Revenge of the Model E—Ford spins off its electric vehicles into a separate business unit

For some reason, automakers often seem to choose names that we pundits dislike. “Stellantis” sounds more like a prescription medication than a car company, and Chevrolet’s Bolt could be, and often was, confused with the same company’s Volt. (Could better names have saved these ill-fated vehicles?)

Above: A look inside Ford's new electric F-150 Lightning (Source: Ford)

Ford’s plan to spin off its electric vehicles into a separate business unit is an excellent idea. There are pro-EV and anti-EV factions at every automaker, and the electron experts will surely be able to move faster (as they badly need to) without the petrol-heads holding them back.

However, Ford’s decision to name its new EV division “Model e” seems a little weird, because of a historical association with a certain California-born carmaker. Tesla originally wanted to call its third-generation vehicle Model E, so that its product lineup would spell S-E-X (always a good thing to invoke when selling cars), but Ford already held the trademark, so the young automaker named its new vehicle Model 3 instead.

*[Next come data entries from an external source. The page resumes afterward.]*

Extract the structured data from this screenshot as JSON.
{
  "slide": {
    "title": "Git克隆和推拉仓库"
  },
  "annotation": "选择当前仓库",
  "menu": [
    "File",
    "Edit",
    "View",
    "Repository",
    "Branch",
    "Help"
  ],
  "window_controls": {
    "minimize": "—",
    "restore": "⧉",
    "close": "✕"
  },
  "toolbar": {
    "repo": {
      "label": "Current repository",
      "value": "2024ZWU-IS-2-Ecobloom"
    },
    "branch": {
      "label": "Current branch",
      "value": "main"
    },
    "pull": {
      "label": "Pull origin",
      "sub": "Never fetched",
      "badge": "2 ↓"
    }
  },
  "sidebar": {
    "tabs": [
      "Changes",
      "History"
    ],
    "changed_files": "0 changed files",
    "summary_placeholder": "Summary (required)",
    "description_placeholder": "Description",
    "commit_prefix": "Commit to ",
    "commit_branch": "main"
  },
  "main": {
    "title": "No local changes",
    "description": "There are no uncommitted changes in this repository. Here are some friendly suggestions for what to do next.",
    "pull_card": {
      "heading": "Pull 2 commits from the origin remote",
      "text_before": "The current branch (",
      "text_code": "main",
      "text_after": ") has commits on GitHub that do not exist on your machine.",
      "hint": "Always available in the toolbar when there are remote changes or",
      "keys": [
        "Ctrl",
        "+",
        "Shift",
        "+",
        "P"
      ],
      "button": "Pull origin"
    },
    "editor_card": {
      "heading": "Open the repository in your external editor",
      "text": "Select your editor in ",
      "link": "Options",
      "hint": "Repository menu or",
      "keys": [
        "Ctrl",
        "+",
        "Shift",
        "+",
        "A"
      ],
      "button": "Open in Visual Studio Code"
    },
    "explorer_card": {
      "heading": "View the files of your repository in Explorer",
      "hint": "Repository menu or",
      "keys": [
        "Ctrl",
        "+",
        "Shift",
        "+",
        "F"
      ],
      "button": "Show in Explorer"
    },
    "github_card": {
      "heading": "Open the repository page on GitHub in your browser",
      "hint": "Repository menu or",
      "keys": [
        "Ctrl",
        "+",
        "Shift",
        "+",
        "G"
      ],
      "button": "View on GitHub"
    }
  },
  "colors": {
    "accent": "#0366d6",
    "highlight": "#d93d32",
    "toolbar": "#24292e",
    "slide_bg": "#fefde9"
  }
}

Did Ford refuse to release the trademarked name Model E to Tesla back in 2016 because it was already planning to use the name for a future EV division? Highly unlikely. In those days, Ford was probably more interested in selling ball caps than electric cars. But the times they are a-changing, and quickly.

Under the so-called Ford+ plan, the two new business units—Ford Model e for EVs and Ford Blue for ICEs—will remain under the Ford corporate umbrella, but will “share relevant technology and best practices to leverage scale and drive operating improvements.” The arrangement appears to be similar to the way the company operates its existing Ford Pro commercial business. Ford expects to start reporting separate financial results for the three units by 2023.

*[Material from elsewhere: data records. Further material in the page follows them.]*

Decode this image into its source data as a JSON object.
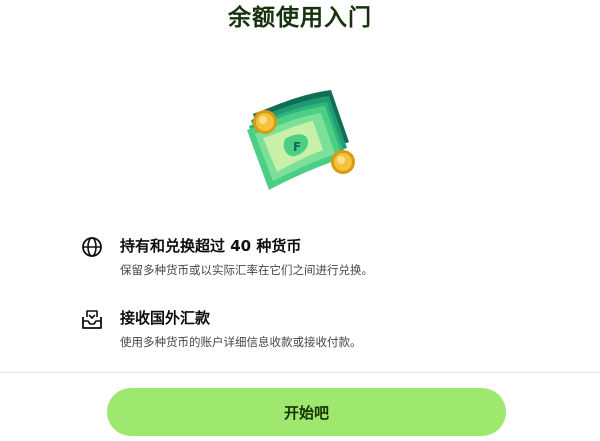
{
  "dialog": {
    "title": "余额使用入门",
    "hero_icon": "money-stack-illustration"
  },
  "features": [
    {
      "icon": "globe-icon",
      "title": "持有和兑换超过 40 种货币",
      "description": "保留多种货币或以实际汇率在它们之间进行兑换。"
    },
    {
      "icon": "inbox-receive-icon",
      "title": "接收国外汇款",
      "description": "使用多种货币的账户详细信息收款或接收付款。"
    }
  ],
  "cta": {
    "label": "开始吧",
    "color": "#9fe870",
    "text_color": "#163300"
  }
}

Ford says the reorganization will involve an additional $10 to $20 billion investment over the next 10 years.

Above: A look at Ford's EV investment (YouTube: Ford Motor Company)

According to the company, the Ford+ strategy “creates distinct electric vehicle and internal combustion businesses poised to compete and win against both new EV competitors and established automakers,” and “organizes Ford to deliver for customers with the focus and speed of a startup at the leading edge of technology, supported by deep expertise in engineering and high-volume production.”

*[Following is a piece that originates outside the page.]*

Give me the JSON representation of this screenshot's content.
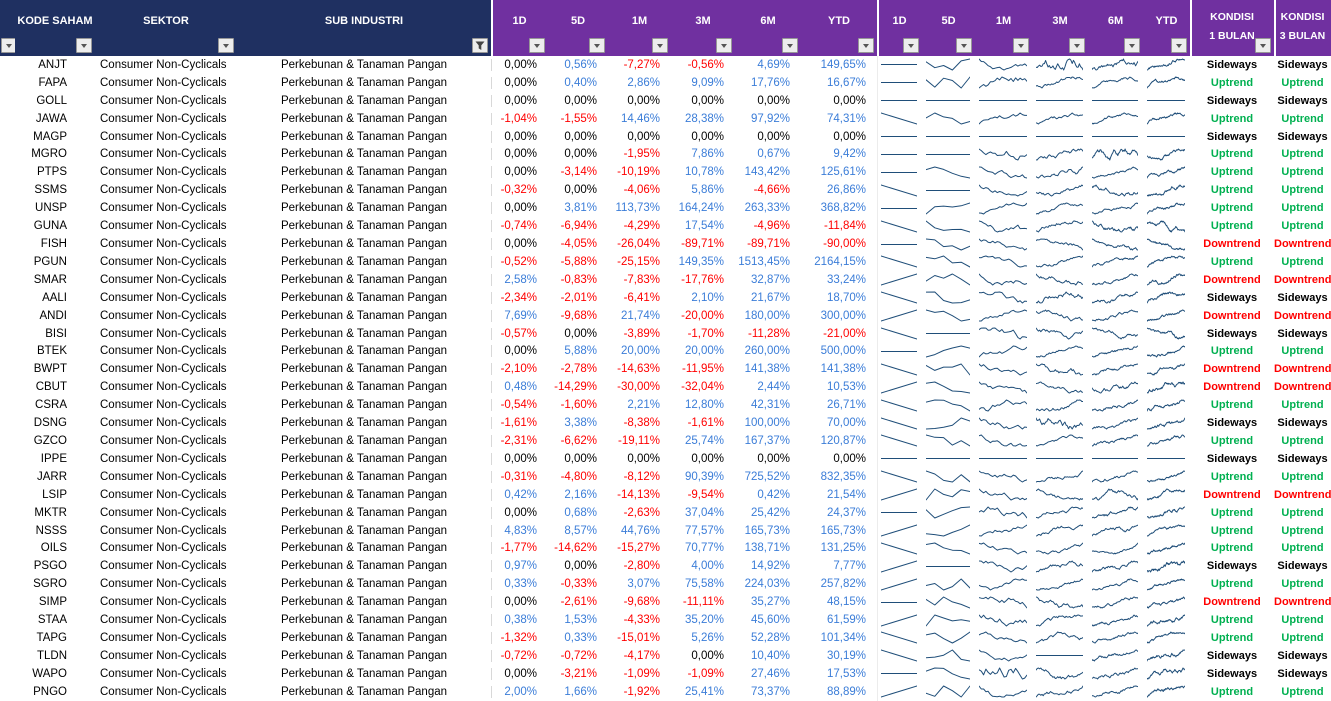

Ford expects to be producing more than two million EVs per year by 2026, and expects EVs to represent half of global sales volume by 2030. (As Electrek’s Fred Lambert quipped, one may well wonder who’s expected to be buying the other half.)

Jim Farley remains CEO of Ford, and will become President of the Model e division. “We have made tremendous progress in a short period of time,” quoth he. “We have launched a series of hit products globally, and demand for our new EVs like F-150 Lightning and Mustang Mach-E is off the charts. But our ambition with Ford+ is to become a truly great, world-changing company again, and that requires focus. We are going all in, creating separate but complementary businesses that give us startup speed and unbridled innovation in Ford Model e together with Ford Blue’s industrial know-how, volume and iconic brands like Bronco, that startups can only dream about.”

Doug Field, a former Tesla engineering executive, will lead Ford Model e’s product creation as Chief EV and Digital Systems Officer.

“Designing truly incredible electric and software-driven vehicles with experiences customers can’t even imagine yet requires a clean-sheet approach,” said Field. “We are creating an organization that benefits from all of Ford’s know-how and capabilities, but that can move with speed and unconstrained ambition to create revolutionary new products.”